Storage is straightforward; as a physical asset, art requires a place to be kept. Upkeep, however, might not come to mind immediately. High-value artworks can take years to sell, and in the meantime, they may require restoration as paints dry, flake, or fade, incurring additional costs. Often, with the sale of an artwork, specific upkeep instructions accompany the piece. An extreme example is Maurizio Cattelan’s Comedian (the banana taped to a wall at Art Basel), which came with instructions advising that the banana be replaced every ten days and re-taped to the wall.
Most artworks are quite expensive, including the banana one, so even if we assume the graph’s data is reliable and art investment is beneficial, how can non-millionaires participate? There are two options: finding an emerging artist and buying their work before they become popular, or purchasing shares of an artwork through an art investment platform like Masterworks. If the name Masterworks rings a bell, it’s likely from their prominent advertising campaign on YouTube, where they highlight reasons why investing in art is worthwhile. Masterworks enables people to invest in art by issuing shares for specific artworks it buys. Then, either the artwork is sold after some years, with profits distributed to shareholders, or if shareholders wish to exit sooner, they can resell shares to other users. However, this secondary market operates with less liquidity than stocks, as demand and supply for art are more limited.

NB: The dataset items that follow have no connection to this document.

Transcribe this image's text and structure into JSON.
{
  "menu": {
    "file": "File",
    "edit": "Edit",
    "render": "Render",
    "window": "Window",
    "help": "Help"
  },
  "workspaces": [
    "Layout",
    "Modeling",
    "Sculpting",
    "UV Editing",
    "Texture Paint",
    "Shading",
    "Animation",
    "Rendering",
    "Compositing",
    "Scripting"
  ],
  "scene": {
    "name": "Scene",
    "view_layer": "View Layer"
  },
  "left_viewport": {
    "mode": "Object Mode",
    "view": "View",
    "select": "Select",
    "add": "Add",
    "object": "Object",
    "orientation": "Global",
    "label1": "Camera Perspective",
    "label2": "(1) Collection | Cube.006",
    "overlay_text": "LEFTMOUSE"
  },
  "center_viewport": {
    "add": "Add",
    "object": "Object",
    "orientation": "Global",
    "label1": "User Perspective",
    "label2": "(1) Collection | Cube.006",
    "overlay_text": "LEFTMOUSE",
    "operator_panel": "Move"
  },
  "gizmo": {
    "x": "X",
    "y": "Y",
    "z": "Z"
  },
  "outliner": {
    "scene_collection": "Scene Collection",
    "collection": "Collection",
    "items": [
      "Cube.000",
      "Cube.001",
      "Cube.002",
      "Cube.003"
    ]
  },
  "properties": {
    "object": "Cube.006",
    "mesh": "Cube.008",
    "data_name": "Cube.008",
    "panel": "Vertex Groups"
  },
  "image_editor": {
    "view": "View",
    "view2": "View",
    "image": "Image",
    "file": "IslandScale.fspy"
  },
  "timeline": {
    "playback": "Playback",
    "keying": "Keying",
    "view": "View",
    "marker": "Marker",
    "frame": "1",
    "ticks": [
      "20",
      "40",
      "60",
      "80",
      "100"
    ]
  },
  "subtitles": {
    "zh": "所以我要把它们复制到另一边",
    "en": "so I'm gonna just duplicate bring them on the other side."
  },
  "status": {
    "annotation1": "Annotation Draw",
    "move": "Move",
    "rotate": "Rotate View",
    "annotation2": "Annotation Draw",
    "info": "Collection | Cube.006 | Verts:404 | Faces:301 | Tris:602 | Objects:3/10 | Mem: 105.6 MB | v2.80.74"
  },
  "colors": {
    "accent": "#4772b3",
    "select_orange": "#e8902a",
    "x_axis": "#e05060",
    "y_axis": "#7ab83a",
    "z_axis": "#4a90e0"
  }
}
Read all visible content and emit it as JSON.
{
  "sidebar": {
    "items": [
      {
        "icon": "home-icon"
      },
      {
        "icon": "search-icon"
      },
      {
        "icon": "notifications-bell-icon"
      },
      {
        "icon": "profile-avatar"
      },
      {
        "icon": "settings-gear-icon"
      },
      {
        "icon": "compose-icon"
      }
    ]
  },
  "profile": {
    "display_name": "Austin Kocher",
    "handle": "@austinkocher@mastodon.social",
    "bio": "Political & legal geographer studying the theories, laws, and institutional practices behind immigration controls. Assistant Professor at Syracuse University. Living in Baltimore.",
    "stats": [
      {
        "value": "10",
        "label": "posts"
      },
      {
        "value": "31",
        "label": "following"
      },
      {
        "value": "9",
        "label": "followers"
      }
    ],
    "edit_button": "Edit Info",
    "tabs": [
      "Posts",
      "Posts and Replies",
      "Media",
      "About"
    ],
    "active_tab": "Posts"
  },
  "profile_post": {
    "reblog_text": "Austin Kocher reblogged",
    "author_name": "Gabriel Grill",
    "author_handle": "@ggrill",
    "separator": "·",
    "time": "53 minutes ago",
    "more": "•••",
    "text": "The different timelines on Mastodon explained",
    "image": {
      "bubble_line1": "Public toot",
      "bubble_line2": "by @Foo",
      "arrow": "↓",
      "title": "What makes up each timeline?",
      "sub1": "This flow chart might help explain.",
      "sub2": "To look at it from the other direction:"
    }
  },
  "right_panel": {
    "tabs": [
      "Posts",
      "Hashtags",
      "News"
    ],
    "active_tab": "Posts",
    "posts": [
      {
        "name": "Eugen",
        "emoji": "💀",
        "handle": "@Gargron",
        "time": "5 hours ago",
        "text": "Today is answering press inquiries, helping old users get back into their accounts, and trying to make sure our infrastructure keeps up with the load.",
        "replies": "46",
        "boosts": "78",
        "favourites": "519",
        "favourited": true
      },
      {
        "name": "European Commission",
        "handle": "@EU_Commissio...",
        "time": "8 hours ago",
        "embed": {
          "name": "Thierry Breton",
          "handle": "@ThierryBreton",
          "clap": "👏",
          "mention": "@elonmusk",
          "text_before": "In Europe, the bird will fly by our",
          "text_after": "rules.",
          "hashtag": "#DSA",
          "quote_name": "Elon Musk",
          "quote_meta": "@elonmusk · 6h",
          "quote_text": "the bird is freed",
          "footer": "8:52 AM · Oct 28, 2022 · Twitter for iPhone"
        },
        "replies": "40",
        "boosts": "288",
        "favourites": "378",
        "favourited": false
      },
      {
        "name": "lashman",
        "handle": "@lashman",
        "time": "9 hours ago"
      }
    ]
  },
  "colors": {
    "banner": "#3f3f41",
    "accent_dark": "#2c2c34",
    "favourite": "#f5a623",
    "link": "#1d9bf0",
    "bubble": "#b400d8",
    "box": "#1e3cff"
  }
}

Though platforms like Masterworks make art investment accessible to individuals with smaller budgets, there are some caveats. First, the art trading industry is far less regulated than the stock market, offering fewer safeguards. Second, Masterworks charges various fees, including a 1.5% annual management fee, a 20% profit share after a sale, and additional undisclosed fees for shipping, handling, and marketing, which vary by artwork. Additionally, the minimum investment required is $500. While Masterworks offers a pathway to invest in art, the combination of limited data, a less-regulated industry, and high fees may make it less appealing as an investment option.
In conclusion, investing in art can add a unique layer of diversification to your portfolio, benefiting from a low correlation with traditional markets and potentially reducing exposure to downturns. However, art investment isn’t without its challenges, including upkeep, storage, data limitations, and industry-specific fees. Platforms like Masterworks offer accessibility to non-millionaires, but prospective investors should take these factors with a grain of salt. Art can be rewarding both financially and aesthetically, yet a careful approach is essential given the inherent risks and costs.